Backdrop Peak and Baker Peak


Steve learns the joy of ridgewalks between Backdrop and Baker Peaks.

Note: click images to see a larger version in a new window

Steve and I had been trying to get out together for a few weeks, but the stars had not aligned. But this weekend looked better. We made big plans, then had to bolster each other's courage as the weather prediction deteriorated: Saturday: 30% chance of precip. Sunday: 70%

But Steve arrived at 6am and we were off for Hailey Coffee and their fabulous breakfast burritos. We didn't need coffee- I think Steve had been up all night brewing an enormous thermos full.

We got to the trailhead and things were a little gray, a little moist feeling, a little--let's say--humid. But we were committed and started up. It didn't take long to get to Baker Lake and a great view of our objective, the ridge on the left in the picture below.



As we started up the ridge, we got a great view of Baker Lake, above. Look, a little blue sky!

It was cool and there was a breeze on the spine of the ridge. We were happy campers. We clambered up the lower talus and finally got to the Class 3 section. Steve enjoyed the focus and challenge of the rock until one savagely bit him on the shin. He bled like a stuck pig until we found a flat spot to dress the wound. His bloody sock looked dreadful, but he said his leg didn't hurt.

Class 3
We continued up the ridge past the huge tower. Tower

Then as the ridge flattened and the summit came into sight, Steve, who had been sandbagging me, sprinted past. Shades of Edward Whymper.

But after a fine lunch of those aforementioned breakfast burritos, all was forgiven.

Backdrop Peak summit

From there, we headed south for Baker Peak along the adjoining ridgeline. There was a fair amount of up-and-down involved, but it was quite beautiful and not bad going. We hit the saddle and only had another 700' to climb.

Ridge alk
The top of Baker Peak is quite interesting. There are several mounds of talus, seemingly randomly distributed across the broad top. Each one is perhaps 20-25 feet high. I'm a (very) amateur geology buff, but I have no clue as to what formed this terrain.

At any rate, one of the lumps is obviously taller. There we found the summit register: a mason jar. Gently prizing it from its hiding place in the rock, we found that only one group had signed in the last year, and they about a week before us.

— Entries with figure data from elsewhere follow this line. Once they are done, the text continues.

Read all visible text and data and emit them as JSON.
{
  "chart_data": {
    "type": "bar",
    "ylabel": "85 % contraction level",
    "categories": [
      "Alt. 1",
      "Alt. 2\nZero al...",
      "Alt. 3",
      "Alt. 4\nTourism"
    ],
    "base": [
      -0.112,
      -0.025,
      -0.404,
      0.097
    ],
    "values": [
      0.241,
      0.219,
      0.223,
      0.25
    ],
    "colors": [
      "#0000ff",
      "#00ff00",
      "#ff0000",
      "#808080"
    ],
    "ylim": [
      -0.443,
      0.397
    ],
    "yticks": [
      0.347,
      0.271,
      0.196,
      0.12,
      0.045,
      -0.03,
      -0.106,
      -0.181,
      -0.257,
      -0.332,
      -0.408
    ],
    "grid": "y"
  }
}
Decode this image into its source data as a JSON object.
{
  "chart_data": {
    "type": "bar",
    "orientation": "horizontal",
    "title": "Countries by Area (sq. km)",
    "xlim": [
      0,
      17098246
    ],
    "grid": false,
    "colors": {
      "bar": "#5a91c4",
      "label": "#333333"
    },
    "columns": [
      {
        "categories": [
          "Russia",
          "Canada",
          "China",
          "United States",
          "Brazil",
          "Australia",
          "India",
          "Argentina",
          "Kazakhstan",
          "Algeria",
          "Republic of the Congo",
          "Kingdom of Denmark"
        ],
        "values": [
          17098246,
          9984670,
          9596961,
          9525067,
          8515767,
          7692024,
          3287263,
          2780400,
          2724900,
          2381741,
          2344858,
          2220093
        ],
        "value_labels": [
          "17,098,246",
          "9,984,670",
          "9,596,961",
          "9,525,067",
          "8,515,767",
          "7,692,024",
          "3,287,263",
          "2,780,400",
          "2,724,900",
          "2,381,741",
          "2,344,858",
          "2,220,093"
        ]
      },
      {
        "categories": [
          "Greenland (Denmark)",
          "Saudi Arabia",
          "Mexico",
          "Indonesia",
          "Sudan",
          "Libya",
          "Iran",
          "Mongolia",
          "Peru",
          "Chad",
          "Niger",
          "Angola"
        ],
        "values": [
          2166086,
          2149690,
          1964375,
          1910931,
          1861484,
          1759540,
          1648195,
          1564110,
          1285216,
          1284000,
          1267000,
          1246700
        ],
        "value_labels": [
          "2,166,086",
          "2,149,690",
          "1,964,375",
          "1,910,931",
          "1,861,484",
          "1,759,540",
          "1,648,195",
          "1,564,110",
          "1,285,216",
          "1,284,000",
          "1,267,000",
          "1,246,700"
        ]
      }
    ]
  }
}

Steve cringed at getting a summit shot with a BSU logo in it (make a duck sound here for Steve) but I was trying to impress Julie.


Just to our west, this peak impressed us. I did not know what it was until I checked Topo at home. Doh! we should have known, it's "Big Peak"!

We noted an obvious trail moving up its eastern flank, but the trail does not appear on the map. Hmmmm.

Upper mountain

We stayed on the summit for quite a while enjoying the lack of precipitation, then headed back down to the saddle. From there, we dropped down and made a flattish traverse across the benches leading back to Baker Lake. Very pretty basin, and easy traveling.

When we got back to the car, it was a little later than planned, and we had a long drive ahead of us to Josephus Lake and our Sunday climb.